10 juil. 2026

Les prix du pétrole se dirigent vers un gain hebdomadaire alors que les risques d'approvisionnement au Moyen-Orient persistent.

Les prix du pétrole se dirigent vers un gain hebdomadaire alors que les risques d'approvisionnement au Moyen-Orient persistent.
Les prix du pétrole ont légèrement baissé vendredi, mais restent sur la bonne voie pour des gains hebdomadaires alors que des combats renouvelés entre les États-Unis et l'Iran perturbaient le transport maritime dans le détroit d'Hormuz, alimentant les inquiétudes concernant les interruptions d'approvisionnement.

Les contrats à terme Brent étaient en baisse de 19 cents, soit 0,3%, à 76,11 dollars le baril à 1007 GMT. Le brut West Texas Intermediate (WTI) a chuté de 21 cents, soit 0,3%, pour atteindre 71,87 dollars.

Pour la semaine, le Brent était en passe d'enregistrer un gain d'environ 6% et le WTI était sur une tendance à une augmentation d'environ 5%. "Les prix ont reculé par rapport aux sommets de mi-semaine, mais il existe toujours une prime de risque substantielle alors que les transits de Hormuz sont revenus à un quasi-arrêt sans signes clairs de reprise normale," a déclaré Vandana Hari, responsable de l'analyse de marché pétrolier chez Vanda Insights.
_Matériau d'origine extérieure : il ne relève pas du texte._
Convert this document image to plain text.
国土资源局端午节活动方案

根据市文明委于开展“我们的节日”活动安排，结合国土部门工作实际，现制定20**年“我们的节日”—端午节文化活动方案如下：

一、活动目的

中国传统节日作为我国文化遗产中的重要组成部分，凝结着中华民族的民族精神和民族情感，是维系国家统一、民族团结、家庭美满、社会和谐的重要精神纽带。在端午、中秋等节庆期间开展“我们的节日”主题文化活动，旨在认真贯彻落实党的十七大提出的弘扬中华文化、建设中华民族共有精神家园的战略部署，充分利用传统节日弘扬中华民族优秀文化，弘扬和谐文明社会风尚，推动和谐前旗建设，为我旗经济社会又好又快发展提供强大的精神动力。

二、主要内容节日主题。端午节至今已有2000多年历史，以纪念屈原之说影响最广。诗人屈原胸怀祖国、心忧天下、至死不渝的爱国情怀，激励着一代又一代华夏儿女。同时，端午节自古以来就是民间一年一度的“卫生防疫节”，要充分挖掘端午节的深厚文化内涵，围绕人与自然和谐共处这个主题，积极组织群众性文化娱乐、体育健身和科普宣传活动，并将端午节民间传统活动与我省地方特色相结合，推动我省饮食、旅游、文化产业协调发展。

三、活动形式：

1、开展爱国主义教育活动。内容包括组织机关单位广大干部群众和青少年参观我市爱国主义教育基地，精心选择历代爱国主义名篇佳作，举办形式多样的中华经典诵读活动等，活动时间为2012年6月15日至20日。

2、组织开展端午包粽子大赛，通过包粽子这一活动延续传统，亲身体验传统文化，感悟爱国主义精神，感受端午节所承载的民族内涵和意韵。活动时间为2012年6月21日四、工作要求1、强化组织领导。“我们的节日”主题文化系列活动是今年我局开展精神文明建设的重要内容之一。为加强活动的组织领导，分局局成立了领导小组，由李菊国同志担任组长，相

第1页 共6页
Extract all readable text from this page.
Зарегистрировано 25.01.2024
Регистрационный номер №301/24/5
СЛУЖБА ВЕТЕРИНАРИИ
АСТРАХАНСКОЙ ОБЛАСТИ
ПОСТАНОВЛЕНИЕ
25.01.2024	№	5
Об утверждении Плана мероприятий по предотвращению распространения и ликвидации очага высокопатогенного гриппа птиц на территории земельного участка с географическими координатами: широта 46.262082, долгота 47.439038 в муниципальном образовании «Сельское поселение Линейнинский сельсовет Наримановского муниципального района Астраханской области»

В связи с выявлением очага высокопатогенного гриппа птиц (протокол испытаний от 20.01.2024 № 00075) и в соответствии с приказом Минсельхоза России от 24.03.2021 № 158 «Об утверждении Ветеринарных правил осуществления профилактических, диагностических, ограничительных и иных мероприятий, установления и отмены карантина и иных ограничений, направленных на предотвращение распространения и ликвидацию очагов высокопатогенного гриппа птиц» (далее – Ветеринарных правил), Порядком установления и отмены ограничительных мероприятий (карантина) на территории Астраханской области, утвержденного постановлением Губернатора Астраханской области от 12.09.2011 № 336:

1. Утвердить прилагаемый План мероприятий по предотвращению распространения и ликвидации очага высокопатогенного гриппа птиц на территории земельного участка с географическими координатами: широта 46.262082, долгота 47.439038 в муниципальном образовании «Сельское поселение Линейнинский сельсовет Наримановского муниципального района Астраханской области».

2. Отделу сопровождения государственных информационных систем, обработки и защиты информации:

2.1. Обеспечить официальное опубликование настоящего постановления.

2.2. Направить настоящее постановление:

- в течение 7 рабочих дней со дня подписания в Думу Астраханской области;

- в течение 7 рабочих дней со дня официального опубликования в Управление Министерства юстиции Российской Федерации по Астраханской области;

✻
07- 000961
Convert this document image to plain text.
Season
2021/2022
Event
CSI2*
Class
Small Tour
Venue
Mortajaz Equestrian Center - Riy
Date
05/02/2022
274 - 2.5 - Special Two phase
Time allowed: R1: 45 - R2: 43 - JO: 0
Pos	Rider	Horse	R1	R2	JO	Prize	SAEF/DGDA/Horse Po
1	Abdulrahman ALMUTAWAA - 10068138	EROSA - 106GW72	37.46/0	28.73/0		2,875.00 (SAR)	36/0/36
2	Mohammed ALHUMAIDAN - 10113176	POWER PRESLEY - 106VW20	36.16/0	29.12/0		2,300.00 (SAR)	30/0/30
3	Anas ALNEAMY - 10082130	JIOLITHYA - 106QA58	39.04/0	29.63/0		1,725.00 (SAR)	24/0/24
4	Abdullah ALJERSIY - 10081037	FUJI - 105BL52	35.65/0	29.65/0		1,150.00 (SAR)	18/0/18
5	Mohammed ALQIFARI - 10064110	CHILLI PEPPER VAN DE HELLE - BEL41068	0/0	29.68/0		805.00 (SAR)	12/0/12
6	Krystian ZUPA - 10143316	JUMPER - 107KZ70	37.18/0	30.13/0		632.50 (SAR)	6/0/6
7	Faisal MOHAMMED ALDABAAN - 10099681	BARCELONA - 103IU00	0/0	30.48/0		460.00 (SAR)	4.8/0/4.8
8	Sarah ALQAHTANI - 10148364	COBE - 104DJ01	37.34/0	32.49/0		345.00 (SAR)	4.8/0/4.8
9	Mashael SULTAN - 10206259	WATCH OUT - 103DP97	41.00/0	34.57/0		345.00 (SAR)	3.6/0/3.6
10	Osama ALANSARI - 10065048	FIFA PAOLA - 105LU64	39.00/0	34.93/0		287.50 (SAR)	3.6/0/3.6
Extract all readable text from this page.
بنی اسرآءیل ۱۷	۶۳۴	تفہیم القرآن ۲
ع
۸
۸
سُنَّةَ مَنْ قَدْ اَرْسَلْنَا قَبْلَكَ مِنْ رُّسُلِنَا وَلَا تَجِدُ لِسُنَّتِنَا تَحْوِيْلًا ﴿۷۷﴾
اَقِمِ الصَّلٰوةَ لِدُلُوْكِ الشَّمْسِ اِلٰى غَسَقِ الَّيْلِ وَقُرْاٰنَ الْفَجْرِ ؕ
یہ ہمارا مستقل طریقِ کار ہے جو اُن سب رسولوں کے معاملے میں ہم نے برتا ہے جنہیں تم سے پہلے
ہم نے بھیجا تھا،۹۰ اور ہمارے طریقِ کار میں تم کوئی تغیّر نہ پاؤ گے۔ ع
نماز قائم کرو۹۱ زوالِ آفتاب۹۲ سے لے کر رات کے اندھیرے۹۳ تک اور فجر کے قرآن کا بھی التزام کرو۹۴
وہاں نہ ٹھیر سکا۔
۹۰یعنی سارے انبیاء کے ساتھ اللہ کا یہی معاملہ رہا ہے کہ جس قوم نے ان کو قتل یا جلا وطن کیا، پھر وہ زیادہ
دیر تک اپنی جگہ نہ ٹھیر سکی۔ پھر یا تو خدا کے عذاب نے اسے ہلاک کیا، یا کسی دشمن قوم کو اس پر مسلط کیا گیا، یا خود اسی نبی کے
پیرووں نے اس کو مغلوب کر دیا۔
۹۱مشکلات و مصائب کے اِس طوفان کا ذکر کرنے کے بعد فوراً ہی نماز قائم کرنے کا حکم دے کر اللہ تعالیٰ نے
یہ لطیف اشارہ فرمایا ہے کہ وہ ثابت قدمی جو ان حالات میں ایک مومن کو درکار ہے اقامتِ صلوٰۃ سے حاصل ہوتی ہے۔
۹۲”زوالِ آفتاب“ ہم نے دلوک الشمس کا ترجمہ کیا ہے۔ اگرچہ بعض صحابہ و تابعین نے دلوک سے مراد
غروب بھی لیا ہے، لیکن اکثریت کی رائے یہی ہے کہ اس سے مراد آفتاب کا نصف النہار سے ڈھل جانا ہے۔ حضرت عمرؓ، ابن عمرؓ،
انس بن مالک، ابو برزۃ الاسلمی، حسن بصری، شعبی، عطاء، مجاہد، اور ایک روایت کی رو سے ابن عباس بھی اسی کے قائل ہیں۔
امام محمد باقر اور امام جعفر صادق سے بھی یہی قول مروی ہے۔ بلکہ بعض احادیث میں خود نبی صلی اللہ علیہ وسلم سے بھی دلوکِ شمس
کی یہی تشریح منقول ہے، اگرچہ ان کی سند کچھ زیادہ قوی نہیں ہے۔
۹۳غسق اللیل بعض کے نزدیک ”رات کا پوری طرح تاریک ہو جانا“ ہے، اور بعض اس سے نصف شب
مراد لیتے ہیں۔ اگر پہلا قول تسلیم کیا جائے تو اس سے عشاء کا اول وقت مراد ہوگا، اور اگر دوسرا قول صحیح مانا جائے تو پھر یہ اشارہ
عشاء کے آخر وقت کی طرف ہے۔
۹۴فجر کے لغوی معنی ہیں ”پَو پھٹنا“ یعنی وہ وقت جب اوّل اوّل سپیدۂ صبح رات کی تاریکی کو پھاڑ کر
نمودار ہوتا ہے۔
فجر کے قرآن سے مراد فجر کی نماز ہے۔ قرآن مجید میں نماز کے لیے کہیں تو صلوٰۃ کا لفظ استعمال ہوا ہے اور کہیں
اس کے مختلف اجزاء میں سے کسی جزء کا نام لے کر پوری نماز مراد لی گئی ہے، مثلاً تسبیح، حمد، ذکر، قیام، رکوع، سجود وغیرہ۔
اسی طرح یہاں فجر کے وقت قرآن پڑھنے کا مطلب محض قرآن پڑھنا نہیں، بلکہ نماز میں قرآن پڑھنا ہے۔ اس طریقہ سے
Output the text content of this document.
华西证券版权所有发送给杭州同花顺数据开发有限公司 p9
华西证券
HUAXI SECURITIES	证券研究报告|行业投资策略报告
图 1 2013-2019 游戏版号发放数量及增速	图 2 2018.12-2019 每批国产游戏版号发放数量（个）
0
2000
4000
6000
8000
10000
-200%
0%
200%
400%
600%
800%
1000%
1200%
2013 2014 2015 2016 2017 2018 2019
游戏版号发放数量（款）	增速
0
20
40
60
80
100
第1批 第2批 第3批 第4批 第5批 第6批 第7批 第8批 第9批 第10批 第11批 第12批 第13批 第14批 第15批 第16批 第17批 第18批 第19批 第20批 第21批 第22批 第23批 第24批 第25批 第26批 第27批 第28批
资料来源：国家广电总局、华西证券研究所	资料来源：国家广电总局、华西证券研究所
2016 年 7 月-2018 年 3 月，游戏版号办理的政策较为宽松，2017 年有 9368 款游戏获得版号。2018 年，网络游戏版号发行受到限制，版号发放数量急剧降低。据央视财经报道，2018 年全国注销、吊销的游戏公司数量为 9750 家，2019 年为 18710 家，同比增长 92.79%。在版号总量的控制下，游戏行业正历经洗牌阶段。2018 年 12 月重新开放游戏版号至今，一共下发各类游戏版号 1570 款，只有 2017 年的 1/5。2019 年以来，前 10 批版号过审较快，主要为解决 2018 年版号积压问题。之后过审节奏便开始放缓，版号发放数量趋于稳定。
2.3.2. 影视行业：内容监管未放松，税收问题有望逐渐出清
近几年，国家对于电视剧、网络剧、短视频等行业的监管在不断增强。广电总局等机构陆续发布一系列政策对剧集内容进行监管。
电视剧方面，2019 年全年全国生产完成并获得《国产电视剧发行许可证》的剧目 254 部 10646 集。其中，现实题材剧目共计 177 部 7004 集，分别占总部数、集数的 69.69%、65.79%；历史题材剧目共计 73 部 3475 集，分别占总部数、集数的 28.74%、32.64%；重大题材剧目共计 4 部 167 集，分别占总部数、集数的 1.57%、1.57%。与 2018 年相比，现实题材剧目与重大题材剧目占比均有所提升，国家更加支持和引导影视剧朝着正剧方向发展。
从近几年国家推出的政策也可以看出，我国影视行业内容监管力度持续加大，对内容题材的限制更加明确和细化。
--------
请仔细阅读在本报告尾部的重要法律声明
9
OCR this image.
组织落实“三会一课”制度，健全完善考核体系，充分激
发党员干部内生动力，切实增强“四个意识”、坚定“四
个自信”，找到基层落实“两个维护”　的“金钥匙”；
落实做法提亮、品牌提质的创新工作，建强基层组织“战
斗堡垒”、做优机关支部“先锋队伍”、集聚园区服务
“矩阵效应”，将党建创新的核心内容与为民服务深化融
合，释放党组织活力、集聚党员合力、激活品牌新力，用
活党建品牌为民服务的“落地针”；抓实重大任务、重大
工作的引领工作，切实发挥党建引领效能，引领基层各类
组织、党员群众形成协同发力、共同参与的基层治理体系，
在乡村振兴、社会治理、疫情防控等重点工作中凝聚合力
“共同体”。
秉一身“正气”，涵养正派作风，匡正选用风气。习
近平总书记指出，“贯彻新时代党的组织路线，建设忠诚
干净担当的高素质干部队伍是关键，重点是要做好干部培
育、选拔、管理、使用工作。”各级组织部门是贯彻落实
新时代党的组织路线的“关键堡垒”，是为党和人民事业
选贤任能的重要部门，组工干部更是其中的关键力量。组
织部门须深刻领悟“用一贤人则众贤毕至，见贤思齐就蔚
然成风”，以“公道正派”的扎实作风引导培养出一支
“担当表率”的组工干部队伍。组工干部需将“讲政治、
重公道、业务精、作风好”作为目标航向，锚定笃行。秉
Les forces armées iraniennes ont lancé des attaques sur les infrastructures militaires américaines dans les États du Golfe jeudi après des frappes américaines sur les provinces côtières sud et est de l'Iran, aggravant une trêve déjà fragile. Par ailleurs, les médias iraniens ont rapporté plusieurs explosions dans le sud de l'Iran. La zone comprenait Bushehr, où se trouve l'une des centrales nucléaires du pays.

L'escalade récente des hostilités entre les États-Unis et l'Iran pourrait compromettre les prévisions de l'Agence internationale de l'énergie concernant un excédent significatif du marché pétrolier l'année prochaine, a-t-elle déclaré vendredi. Les développements ont également retardé une réouverture complète du détroit d'Hormuz, qui transportait environ 20% des approvisionnements mondiaux quotidiens en pétrole et en gaz avant le début de la guerre le 28 février.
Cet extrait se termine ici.